Design of a transparent antenna for IoT and 5G

Abstract

This is a research-based project which introduces a high gain, low sidelobes millimeter-wave Fabry-Pérot cavity (FPC) antenna with an axicon. The proposed antenna consists of a SIW-based feeding source, a substrate-integrated quasi-curve reflector, a partially reflective substrate (PRS) with Fresnel Zone Plate (FZP) and a 3D-printed axicon. The usual drawback of the FPC antenna is the narrow bandwidth and the high sidelobe level (SLL). To address the problem, the quasi-curve reflector is applied to excite multi-resonant points. It contributes a significant boost to the bandwidth. As a result, it has an improvement in bandwidth.
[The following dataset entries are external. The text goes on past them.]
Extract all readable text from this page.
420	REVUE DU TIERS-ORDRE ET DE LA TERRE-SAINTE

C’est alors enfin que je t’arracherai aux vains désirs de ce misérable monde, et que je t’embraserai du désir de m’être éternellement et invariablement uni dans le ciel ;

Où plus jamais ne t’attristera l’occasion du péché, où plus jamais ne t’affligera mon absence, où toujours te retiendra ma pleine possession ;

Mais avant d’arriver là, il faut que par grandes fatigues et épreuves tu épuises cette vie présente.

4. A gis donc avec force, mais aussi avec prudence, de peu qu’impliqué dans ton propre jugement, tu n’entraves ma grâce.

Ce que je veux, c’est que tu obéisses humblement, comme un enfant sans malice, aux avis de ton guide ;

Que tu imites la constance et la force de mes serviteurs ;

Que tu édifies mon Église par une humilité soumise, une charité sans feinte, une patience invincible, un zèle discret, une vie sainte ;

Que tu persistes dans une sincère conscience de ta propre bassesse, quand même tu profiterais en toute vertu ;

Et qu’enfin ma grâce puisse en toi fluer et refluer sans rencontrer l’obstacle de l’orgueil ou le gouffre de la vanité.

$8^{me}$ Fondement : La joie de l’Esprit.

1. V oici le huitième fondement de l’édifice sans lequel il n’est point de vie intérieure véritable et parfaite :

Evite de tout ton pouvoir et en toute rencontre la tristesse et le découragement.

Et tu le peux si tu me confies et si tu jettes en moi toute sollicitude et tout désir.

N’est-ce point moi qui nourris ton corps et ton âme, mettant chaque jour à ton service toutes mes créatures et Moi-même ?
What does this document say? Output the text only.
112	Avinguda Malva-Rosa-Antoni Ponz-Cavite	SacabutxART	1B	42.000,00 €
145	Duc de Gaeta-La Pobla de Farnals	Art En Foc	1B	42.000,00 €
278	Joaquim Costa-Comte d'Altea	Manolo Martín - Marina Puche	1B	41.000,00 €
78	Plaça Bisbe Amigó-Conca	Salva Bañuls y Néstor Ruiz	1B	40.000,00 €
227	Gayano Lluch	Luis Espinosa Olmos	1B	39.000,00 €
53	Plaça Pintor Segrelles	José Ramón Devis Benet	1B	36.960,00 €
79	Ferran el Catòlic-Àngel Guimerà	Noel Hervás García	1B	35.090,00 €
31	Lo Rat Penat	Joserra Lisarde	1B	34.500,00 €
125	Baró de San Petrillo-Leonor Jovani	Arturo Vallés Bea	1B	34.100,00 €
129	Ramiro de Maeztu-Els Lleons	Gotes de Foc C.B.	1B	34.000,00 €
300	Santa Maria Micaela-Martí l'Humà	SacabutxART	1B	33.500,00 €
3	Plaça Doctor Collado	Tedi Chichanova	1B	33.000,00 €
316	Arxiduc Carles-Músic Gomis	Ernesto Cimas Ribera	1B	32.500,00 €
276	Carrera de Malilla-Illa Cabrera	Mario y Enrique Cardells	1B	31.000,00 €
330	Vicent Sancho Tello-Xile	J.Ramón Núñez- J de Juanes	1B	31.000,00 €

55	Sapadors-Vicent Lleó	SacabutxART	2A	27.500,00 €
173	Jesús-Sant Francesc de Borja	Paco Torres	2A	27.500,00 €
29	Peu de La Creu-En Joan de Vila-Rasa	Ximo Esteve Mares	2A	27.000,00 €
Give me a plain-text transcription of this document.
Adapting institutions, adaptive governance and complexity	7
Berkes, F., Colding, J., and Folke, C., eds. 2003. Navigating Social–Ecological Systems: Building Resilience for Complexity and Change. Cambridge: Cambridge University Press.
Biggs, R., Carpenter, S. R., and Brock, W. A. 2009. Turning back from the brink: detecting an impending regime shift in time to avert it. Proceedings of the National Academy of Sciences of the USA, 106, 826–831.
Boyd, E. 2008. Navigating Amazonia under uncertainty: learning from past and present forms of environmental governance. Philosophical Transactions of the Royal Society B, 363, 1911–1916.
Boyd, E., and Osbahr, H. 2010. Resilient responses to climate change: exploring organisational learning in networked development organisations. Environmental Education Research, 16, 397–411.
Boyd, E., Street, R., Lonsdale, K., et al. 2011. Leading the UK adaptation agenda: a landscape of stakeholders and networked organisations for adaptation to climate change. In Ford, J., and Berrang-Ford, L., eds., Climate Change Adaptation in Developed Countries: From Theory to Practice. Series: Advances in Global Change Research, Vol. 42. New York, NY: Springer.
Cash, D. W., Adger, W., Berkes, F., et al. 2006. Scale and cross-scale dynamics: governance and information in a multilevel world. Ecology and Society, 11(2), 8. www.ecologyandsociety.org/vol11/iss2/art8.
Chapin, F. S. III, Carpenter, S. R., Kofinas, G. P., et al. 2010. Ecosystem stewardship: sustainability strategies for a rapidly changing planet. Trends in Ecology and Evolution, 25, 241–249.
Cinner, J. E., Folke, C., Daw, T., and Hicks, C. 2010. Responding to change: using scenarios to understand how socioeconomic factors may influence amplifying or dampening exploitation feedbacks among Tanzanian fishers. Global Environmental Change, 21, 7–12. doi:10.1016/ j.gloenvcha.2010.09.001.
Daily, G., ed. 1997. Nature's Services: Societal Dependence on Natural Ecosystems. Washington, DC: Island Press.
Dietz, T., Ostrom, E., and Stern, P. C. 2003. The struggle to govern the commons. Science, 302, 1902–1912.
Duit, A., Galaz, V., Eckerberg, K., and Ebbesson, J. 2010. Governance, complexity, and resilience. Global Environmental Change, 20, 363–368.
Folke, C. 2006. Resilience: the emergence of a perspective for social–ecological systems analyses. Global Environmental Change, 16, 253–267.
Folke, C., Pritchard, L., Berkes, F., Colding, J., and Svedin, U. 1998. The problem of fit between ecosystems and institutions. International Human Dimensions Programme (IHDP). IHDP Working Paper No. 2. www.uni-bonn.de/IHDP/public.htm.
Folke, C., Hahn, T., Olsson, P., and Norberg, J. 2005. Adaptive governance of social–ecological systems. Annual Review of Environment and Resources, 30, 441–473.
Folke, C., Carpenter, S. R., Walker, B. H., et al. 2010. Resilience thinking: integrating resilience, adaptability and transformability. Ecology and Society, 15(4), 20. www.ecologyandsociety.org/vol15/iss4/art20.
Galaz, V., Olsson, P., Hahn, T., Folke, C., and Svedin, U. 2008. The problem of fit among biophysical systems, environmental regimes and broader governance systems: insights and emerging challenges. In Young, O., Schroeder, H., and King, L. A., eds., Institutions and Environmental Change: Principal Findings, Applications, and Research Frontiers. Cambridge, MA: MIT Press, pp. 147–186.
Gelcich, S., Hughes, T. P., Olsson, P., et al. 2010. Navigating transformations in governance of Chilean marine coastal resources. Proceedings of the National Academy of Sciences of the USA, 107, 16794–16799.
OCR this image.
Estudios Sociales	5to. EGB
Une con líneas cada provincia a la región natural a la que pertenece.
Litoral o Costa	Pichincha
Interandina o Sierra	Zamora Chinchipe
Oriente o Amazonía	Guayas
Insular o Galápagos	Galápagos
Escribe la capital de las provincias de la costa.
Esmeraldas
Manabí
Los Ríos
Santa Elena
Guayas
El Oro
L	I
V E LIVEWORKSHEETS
Apart from that, the FZP on the PRS and the axicon are used to realize gain enhancement and suppression of SLL for an FPC antenna. Therefore, it gets a very sharp radiation pattern at the maximum gain. Throughout the simulation of HFSS, the antenna produces an impedance bandwidth of 9.8% from 54 GHz to 60 GHz and a 3-dB gain bandwidth of 4% from 57 GHz to 59.5 GHz. The maximum gain is 24.3 dBi at broadside direction with the lowest sidelobe level of -28.9 dB.